Why So Many Boomers Joined the Weekend Protests — And Why It Matters
An Open Letter to My Fellow Boomers
Over the weekend, I saw something I didn’t expect: large numbers of Baby Boomers showing up at protests, chanting alongside movements that often seem hostile to the very values we were raised with. It made me stop and ask a hard question — not in judgment, but in concern:
What brought us here? What are we afraid of? And are we helping build a future that will erase everything we spent our lives defending?
This letter is written with respect, not accusation. We are a generation shaped by duty, sacrifice, and a belief in the American project. But we are also a generation living through profound disorientation.
Let’s talk about it honestly.
1. We Were Formed by a Coherent America — and We’re Watching It Slip Away
We grew up in a country where:
- institutions worked
- authority meant something
- the civic story was unified
- democracy felt stable
- the future felt predictable
We were taught that America, for all its flaws, was a force for good — and that our job was to protect it.
Now we see:
- chaos at the border
- censorship and speech policing
- collapsing trust in institutions
- political volatility
- cultural fragmentation
It feels like the ground is shifting under our feet. And it is.
2. We Fear Authoritarianism Because That Was the Moral Reflex of Our Youth
We were raised on:
- the Cold War
- the fight against fascism
- the defense of democracy
- the warning signs of tyranny
So when modern institutions warn us about “authoritarianism,” we respond instinctively. We don’t analyze — we react.
But here’s the problem:
The institutions issuing those warnings no longer share the same moral compass we were formed by.
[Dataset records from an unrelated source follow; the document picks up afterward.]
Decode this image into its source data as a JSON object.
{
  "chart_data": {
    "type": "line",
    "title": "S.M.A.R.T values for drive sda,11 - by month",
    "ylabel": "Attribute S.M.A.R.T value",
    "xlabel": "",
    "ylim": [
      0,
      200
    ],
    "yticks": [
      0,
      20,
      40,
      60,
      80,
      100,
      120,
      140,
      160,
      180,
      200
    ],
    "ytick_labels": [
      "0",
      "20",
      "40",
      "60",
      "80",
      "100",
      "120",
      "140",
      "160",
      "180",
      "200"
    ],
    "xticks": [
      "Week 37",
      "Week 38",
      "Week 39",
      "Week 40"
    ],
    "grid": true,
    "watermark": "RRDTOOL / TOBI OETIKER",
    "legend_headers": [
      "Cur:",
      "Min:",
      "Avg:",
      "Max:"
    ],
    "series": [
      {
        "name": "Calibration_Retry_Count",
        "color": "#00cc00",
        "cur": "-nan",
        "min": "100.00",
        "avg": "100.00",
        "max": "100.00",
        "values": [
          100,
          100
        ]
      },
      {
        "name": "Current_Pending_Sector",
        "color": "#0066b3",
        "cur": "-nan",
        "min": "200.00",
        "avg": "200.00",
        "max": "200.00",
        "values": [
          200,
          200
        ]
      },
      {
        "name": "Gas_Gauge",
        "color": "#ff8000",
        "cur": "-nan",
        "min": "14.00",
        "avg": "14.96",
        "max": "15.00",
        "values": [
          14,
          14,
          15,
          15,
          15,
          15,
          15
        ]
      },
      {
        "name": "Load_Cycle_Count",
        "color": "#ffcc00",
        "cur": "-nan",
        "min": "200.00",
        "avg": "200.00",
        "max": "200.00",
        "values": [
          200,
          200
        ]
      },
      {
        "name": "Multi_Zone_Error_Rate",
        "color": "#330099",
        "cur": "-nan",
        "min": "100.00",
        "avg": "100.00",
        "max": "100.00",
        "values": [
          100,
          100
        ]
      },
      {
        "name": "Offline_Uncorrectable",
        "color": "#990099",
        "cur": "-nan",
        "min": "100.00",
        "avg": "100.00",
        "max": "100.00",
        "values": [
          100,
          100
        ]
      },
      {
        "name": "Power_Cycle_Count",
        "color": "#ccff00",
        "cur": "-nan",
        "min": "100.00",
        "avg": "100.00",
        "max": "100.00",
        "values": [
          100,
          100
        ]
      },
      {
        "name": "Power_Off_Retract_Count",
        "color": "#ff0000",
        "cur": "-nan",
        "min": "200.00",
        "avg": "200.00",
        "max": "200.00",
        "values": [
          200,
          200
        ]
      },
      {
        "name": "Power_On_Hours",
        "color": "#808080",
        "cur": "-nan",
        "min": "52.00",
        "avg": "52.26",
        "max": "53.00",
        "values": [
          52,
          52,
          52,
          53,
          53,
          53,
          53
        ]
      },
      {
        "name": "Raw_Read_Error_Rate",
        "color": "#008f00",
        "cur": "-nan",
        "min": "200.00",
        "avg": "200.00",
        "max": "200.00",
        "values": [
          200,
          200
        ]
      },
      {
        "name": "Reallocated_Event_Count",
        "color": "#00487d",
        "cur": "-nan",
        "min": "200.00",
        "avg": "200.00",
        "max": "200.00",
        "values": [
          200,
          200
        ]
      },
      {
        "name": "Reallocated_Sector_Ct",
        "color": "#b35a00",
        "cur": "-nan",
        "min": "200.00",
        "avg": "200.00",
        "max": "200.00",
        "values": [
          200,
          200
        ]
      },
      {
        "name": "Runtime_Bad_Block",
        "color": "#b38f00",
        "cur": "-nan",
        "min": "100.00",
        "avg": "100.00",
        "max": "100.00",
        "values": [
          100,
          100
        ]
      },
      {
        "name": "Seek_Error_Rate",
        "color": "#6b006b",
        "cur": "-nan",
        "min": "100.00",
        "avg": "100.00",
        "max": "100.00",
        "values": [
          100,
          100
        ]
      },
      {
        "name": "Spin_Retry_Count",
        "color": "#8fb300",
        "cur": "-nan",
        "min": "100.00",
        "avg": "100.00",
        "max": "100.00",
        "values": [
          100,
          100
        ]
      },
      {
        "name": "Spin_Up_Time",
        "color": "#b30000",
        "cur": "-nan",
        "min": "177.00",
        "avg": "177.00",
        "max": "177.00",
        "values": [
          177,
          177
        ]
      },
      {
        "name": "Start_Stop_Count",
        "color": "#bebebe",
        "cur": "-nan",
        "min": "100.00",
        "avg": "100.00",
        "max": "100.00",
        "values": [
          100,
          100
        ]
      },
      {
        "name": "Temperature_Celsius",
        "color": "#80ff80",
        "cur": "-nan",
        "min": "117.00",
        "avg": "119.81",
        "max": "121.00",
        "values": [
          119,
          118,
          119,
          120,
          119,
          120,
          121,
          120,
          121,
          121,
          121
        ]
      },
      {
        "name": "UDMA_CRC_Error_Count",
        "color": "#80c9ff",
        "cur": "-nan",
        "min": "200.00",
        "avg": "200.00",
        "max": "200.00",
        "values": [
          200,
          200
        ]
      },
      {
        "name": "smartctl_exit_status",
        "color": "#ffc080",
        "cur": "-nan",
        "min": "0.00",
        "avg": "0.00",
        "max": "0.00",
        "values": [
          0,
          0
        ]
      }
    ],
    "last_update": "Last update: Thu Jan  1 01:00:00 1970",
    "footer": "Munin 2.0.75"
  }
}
The words are the same. The meanings have changed.
3. We See the Same Problems Others Do — But Interpret Them Through a Reversed Moral Lens
We see:
- disorder
- lawlessness
- censorship
- institutional drift
But instead of seeing constitutional enforcement as a solution, we’ve been taught to see it as a threat.
We call:
- border enforcement “cruelty”
- free speech enforcement “hate”
- lower taxes “greed”
- deregulation “abuse”
Not because we’re foolish — but because the institutions we trusted have redefined the moral vocabulary.
4. Many of Us Feel Politically Homeless and Culturally Unwanted
Let’s be honest.
We feel:
- blamed for the country’s problems
- dismissed by younger generations
- erased from the cultural narrative
- alienated by both political parties
- unsure where we belong
Protests offer something we haven’t felt in a long time:
- purpose
- belonging
- moral clarity
- a sense of relevance
We show up not because we understand the ideology, but because we want to matter.
5. But We Are Lending Our Moral Authority to Movements That Do Not Include Us
This is the hardest truth.
The movements many Boomers are supporting:
- do not share our values
- do not respect our generation
- do not believe in our history
- do not intend to preserve our institutions
- do not see us as moral authorities
We are fighting for causes that will not fight for us.
We are defending a worldview that will erase the world we were formed by.
6. We Are Not the Villains — We Are the Most Vulnerable Generation in This Moment
We are:
- frightened by instability
- ashamed of our past because we’ve been told to be
- confused by shifting moral language
- desperate for meaning
- eager to defend “democracy”
- still trusting institutions that have drifted
We are not aiding chaos intentionally. We are following the only civic script we were ever given.
But the script has changed. And no one told us.
7. The Tragedy
We spent our lives building:
- schools
- churches
- universities
- civic organizations
- newspapers
- government institutions
Now, in our moment of fear and disorientation, we are unintentionally helping dismantle the very values those institutions once upheld.
We are not the enemy. We are the casualties of institutional drift.
A Closing Word
This is not a call to withdraw. It is a call to wake up.
We must reclaim the moral vocabulary we were raised with:
- duty
- responsibility
- constitutional order
- free speech
- civic courage
- national stewardship
We must stop outsourcing our moral compass to institutions that no longer share our values.
We must stop fighting for movements that will not preserve the world we cherish.
And we must remember:
A republic survives only when its citizens can tell the difference between constitutional order and authoritarianism.
We once knew that difference. We can know it again.